Vanessa Springora livre un témoignage délicat en proposant une succession de constats plutôt que des descriptions tendancieuses de ce qu’elle a vécu. On peut sentir la distance qu’elle a mise avec son passé en évitant tout sentimentalisme. Pourtant elle était amoureuse. Elle a eu envie de cet homme mais de cela, elle n’en parle presque pas. Elle raconte sans voyeurisme ni romance cette relation qu’elle décrit comme avoir subi.

A-t-on vraiment le choix à quatorze ans ? Telle est l’une des questions que pose ce roman. Elle évoque sans détour les mœurs très légères d’une époque post soixante-huitarde qui ne réfléchissait pas beaucoup aux conséquences de ses actes. Personne n’interviendra pour faire cesser sa relation avec cet homme même quand elle décroche du système scolaire. Aucun secours n’est venu alors elle a dû s’en sortir seule.

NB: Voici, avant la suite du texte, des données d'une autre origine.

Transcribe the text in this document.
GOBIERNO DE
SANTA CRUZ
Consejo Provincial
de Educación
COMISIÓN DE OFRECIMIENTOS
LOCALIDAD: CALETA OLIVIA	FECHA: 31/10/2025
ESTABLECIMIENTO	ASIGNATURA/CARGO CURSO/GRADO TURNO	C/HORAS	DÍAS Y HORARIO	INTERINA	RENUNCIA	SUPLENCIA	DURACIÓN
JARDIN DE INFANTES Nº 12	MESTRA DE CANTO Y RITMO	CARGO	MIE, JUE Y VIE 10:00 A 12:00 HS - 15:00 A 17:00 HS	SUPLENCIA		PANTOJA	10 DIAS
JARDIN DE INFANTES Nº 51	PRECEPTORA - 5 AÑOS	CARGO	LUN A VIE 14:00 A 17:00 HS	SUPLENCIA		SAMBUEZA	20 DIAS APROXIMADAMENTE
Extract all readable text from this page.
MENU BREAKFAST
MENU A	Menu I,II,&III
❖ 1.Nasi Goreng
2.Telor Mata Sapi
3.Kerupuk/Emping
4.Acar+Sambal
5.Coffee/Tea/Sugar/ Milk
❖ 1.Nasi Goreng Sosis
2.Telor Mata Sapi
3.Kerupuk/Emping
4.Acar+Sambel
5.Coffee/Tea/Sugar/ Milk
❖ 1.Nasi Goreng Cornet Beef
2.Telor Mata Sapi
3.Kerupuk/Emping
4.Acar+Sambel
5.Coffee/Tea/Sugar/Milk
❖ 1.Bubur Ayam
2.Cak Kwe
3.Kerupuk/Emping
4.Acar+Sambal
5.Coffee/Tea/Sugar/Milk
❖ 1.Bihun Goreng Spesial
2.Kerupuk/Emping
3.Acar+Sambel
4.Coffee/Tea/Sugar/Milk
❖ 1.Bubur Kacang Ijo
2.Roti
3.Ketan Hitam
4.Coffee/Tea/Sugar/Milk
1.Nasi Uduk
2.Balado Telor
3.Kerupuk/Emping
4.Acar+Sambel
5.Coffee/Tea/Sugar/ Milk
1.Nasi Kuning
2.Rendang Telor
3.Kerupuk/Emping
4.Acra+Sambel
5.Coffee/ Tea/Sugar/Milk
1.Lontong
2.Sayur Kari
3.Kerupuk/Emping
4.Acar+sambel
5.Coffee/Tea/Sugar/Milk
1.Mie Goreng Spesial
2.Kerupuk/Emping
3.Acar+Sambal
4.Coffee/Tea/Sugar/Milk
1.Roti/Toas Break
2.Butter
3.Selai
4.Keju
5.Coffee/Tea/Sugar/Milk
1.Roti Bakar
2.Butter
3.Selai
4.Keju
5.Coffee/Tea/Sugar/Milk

Mais s’en est-elle vraiment sortie ? Là est la seconde question de ce roman. Par-delà les mots, on peut sentir la colère et l’exaspération sourdre de ces lignes, elle qui continue de voir son bourreau encensé par le monde littéraire dans lequel elle travaille.

Dans l’émission Quotidien avec Yann Barthès, Vanessa Springora en promotion pour son livre, évoqua en larme cette relation et surtout l’image que le livre pourrait renvoyer d’elle à son fils âgé de quatorze ans aujourd'hui. Ces émotions qu’elle a montré à l’écran reflètent assez bien l’état d’esprit du livre. Elle semble toujours dans l’attente de briser l’emprise que cet homme a encore sur elle et il semble qu’elle n’y soit pas parvenue. A la fois touchant et dérangeant, le récit inquiète tout autant. Peut-on préserver nos enfants d’un manipulateur aussi habile et tenace ?

En résumé, ce livre nous poussent à essayer de comprendre comment tout cela a-t-il put arriver sans que l’on ne puisse répondre à cette question mais il se lit d’une traite alors lisez-le pour voir que cela existe, pour ne pas rester dans l’ignorance ou dans l’indifférence, comme toute une génération avant la nôtre.